ビルや住宅街が自然を分断し、地方の野山は過疎化で人が手入れすることもなく荒れ始めている。
沖常は現代日本に残る自然に、美しい色彩をおすそ分けし続けてきたが、現代人は見向きもしなくなっている。
神様としての仕事なので自然の彩りを続けているが、創作意欲を失くしかけていた。
「しかし……。今年の桜は久しぶりに満足のいく出来だ。美咲との会話は新鮮でよいな」
名前を告げて縁を繋いでいった彼女に、何を贈ろうか? と沖常は庭を眺めながら考える。

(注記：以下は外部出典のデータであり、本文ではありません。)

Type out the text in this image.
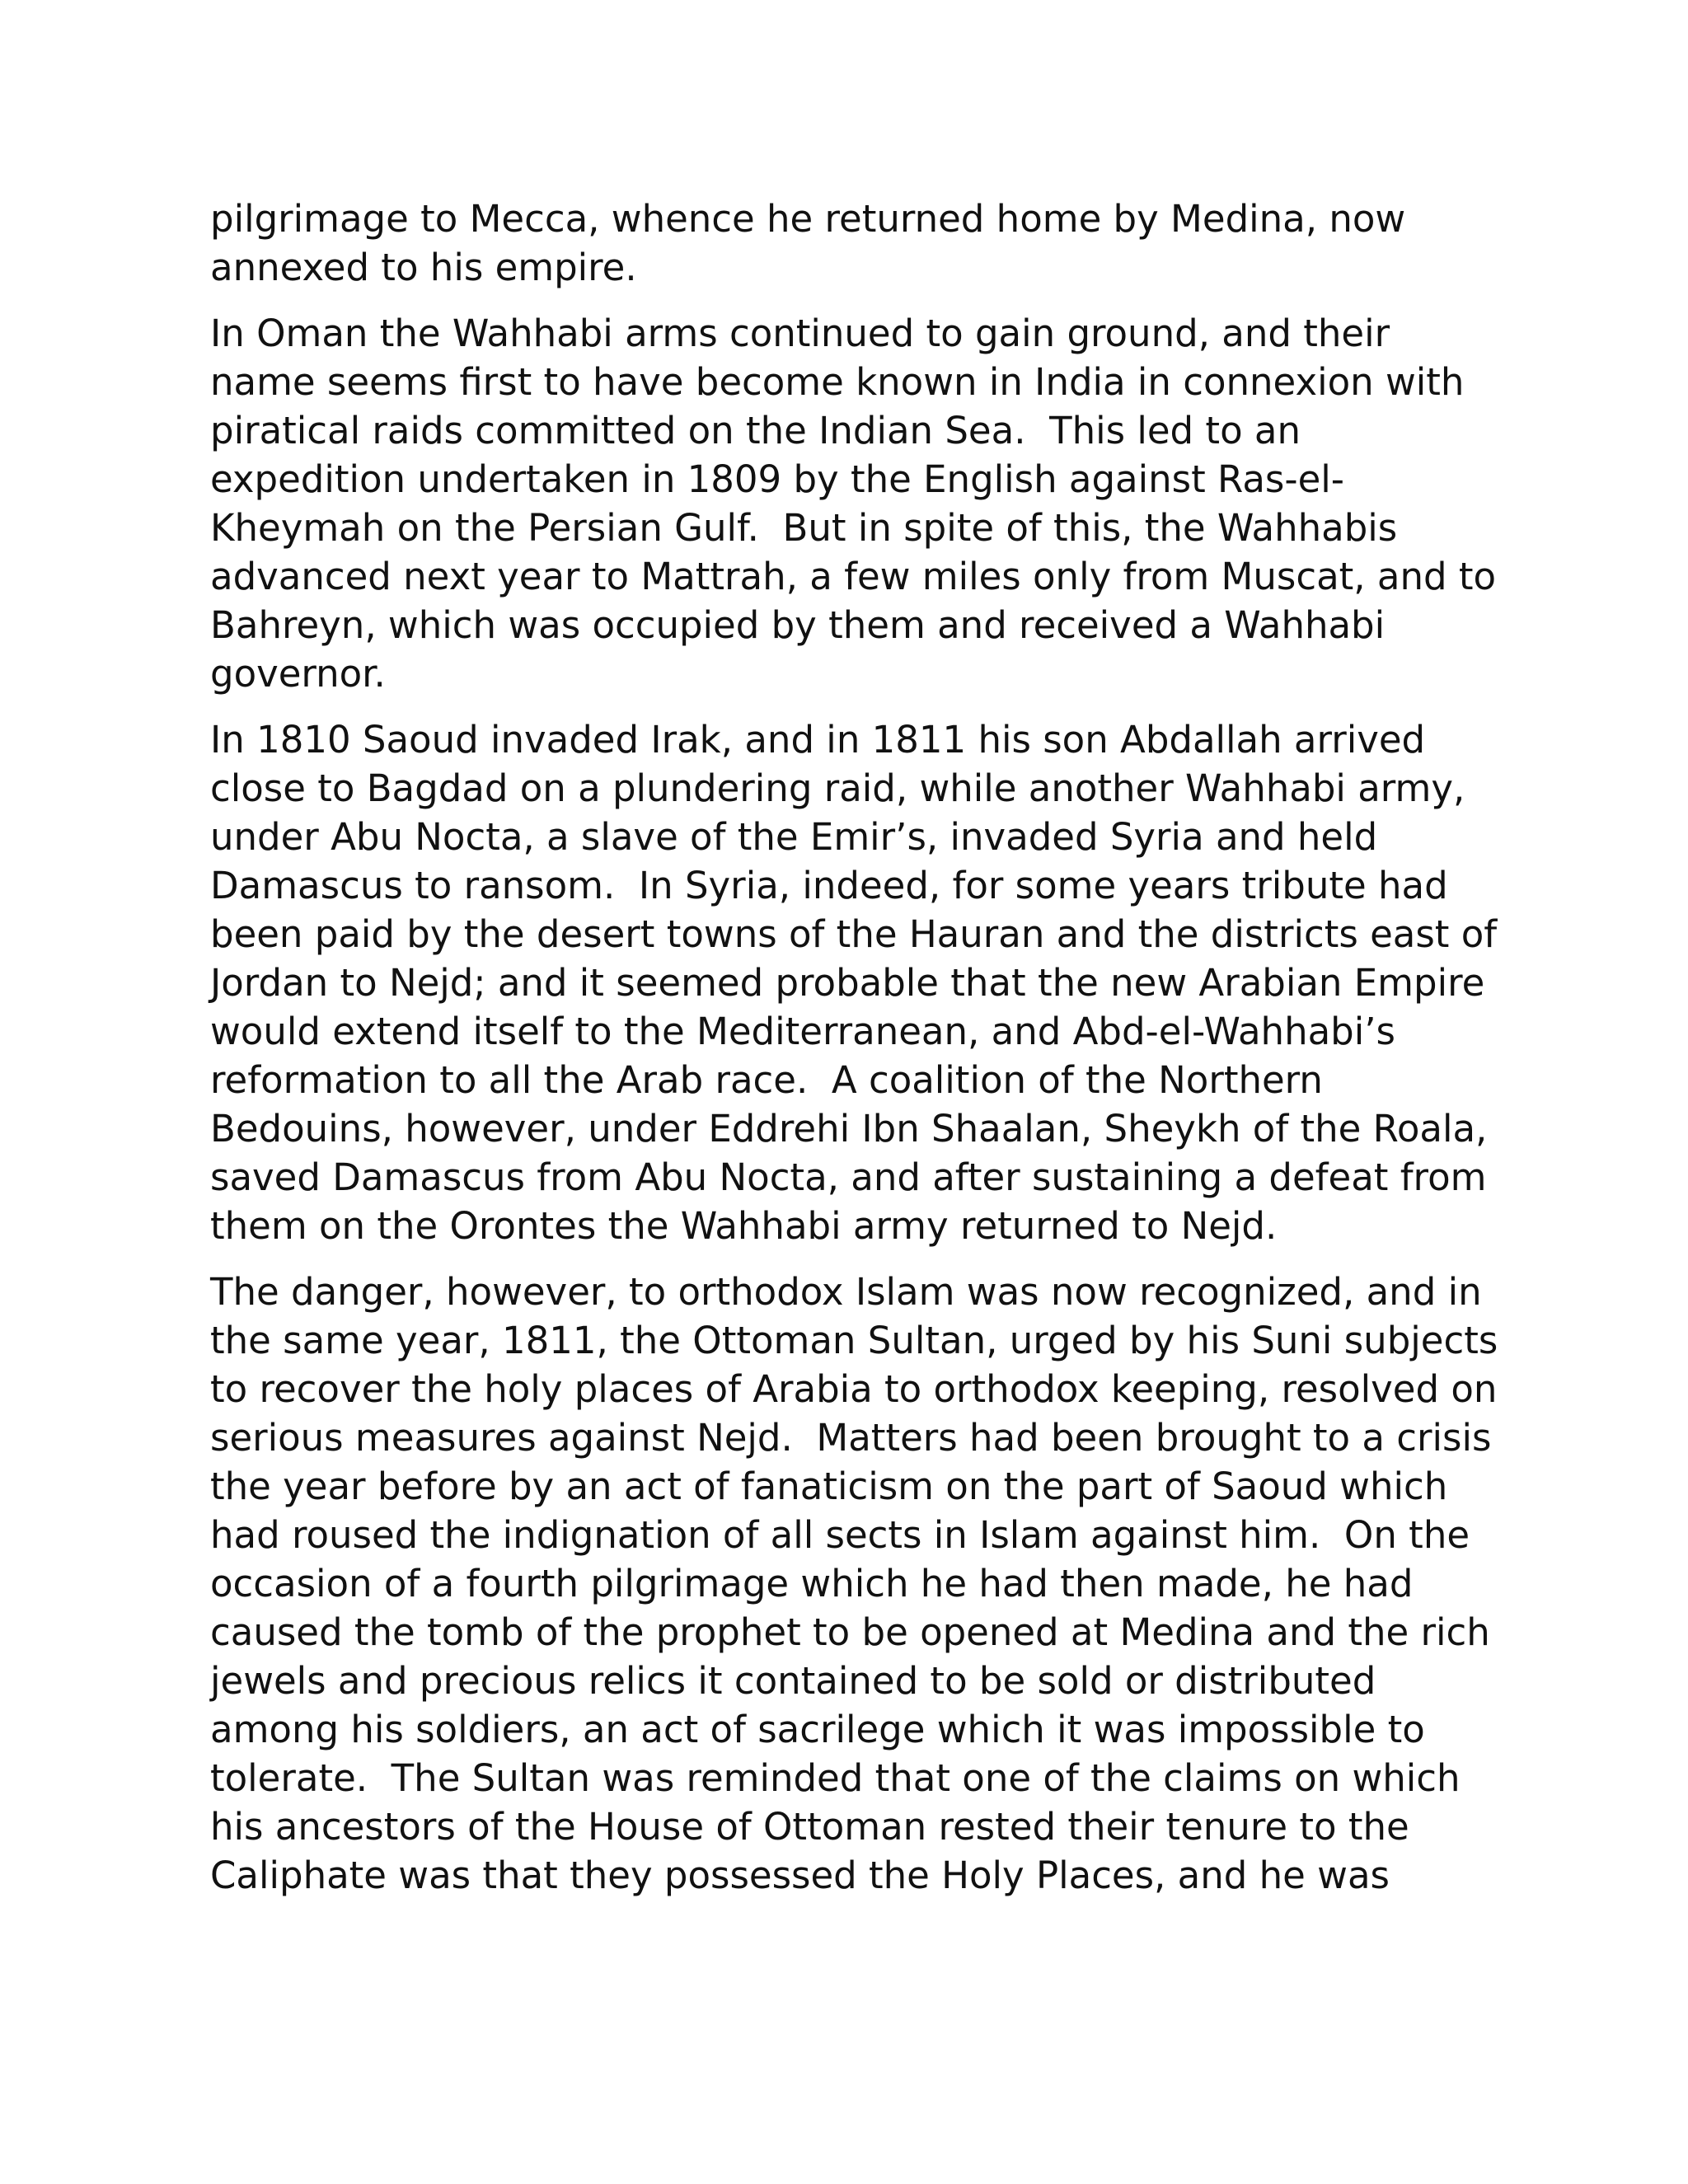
pilgrimage to Mecca, whence he returned home by Medina, now
annexed to his empire.

In Oman the Wahhabi arms continued to gain ground, and their
name seems first to have become known in India in connexion with
piratical raids committed on the Indian Sea.  This led to an
expedition undertaken in 1809 by the English against Ras-el-
Kheymah on the Persian Gulf.  But in spite of this, the Wahhabis
advanced next year to Mattrah, a few miles only from Muscat, and to
Bahreyn, which was occupied by them and received a Wahhabi
governor.

In 1810 Saoud invaded Irak, and in 1811 his son Abdallah arrived
close to Bagdad on a plundering raid, while another Wahhabi army,
under Abu Nocta, a slave of the Emir’s, invaded Syria and held
Damascus to ransom.  In Syria, indeed, for some years tribute had
been paid by the desert towns of the Hauran and the districts east of
Jordan to Nejd; and it seemed probable that the new Arabian Empire
would extend itself to the Mediterranean, and Abd-el-Wahhabi’s
reformation to all the Arab race.  A coalition of the Northern
Bedouins, however, under Eddrehi Ibn Shaalan, Sheykh of the Roala,
saved Damascus from Abu Nocta, and after sustaining a defeat from
them on the Orontes the Wahhabi army returned to Nejd.

The danger, however, to orthodox Islam was now recognized, and in
the same year, 1811, the Ottoman Sultan, urged by his Suni subjects
to recover the holy places of Arabia to orthodox keeping, resolved on
serious measures against Nejd.  Matters had been brought to a crisis
the year before by an act of fanaticism on the part of Saoud which
had roused the indignation of all sects in Islam against him.  On the
occasion of a fourth pilgrimage which he had then made, he had
caused the tomb of the prophet to be opened at Medina and the rich
jewels and precious relics it contained to be sold or distributed
among his soldiers, an act of sacrilege which it was impossible to
tolerate.  The Sultan was reminded that one of the claims on which
his ancestors of the House of Ottoman rested their tenure to the
Caliphate was that they possessed the Holy Places, and he was
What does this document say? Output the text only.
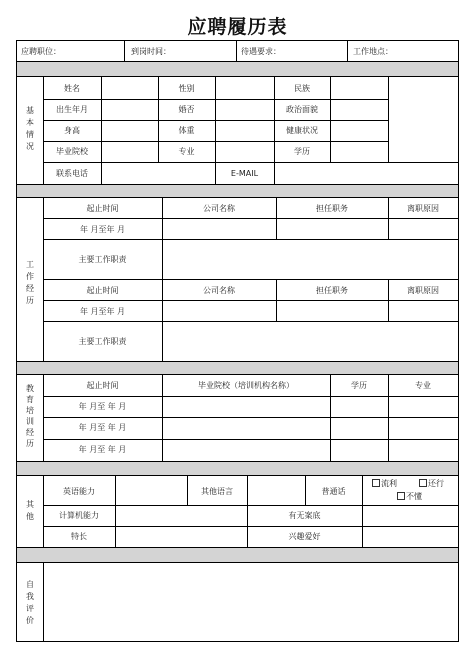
应聘履历表
应聘职位：	到岗时间：	待遇要求：	工作地点：
基本情况
姓名	性别	民族
出生年月	婚否	政治面貌
身高	体重	健康状况
毕业院校	专业	学历
联系电话	E-MAIL
工作经历
起止时间	公司名称	担任职务	离职原因
年 月至年 月
主要工作职责
起止时间	公司名称	担任职务	离职原因
年 月至年 月
主要工作职责
教育培训经历
起止时间	毕业院校（培训机构名称）	学历	专业
年 月至 年 月
年 月至 年 月
年 月至 年 月
其他
英语能力	其他语言	普通话
流利	还行
不懂
计算机能力	有无案底
特长	兴趣爱好
自我评价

季節を楽しむことができる美咲なら、きっと沖常からの贈り物を気に入ってくれることだろう。
*
学校から帰宅すると、美咲は夕飯のしたく、洗い物、洗濯、勉強と用事をすべてこなしていく。お風呂に入って部屋に戻ると、ぼふっとベッドに倒れこんだ。
やっとひと息つける時間だ。
身体の力を抜いてリラックス。
あとは眠るだけだが……美咲はまだ目がぱっちりとしている。
ワクワクと心を高揚させて、小さな香水瓶を取り出す。
「春のあけぼの」
瓶の中でほんわりと靄がゆらぐ香水を、しゅっとひと吹きした。
夜と朝が混ざる不思議な感覚があり、ふわっと心地いい眠気に包まれる。
瞼が落ちかけたので、あわてて香水瓶をベッドの下に隠して、美咲は目を閉じた。
朝まで、かつてないほどの快眠だった。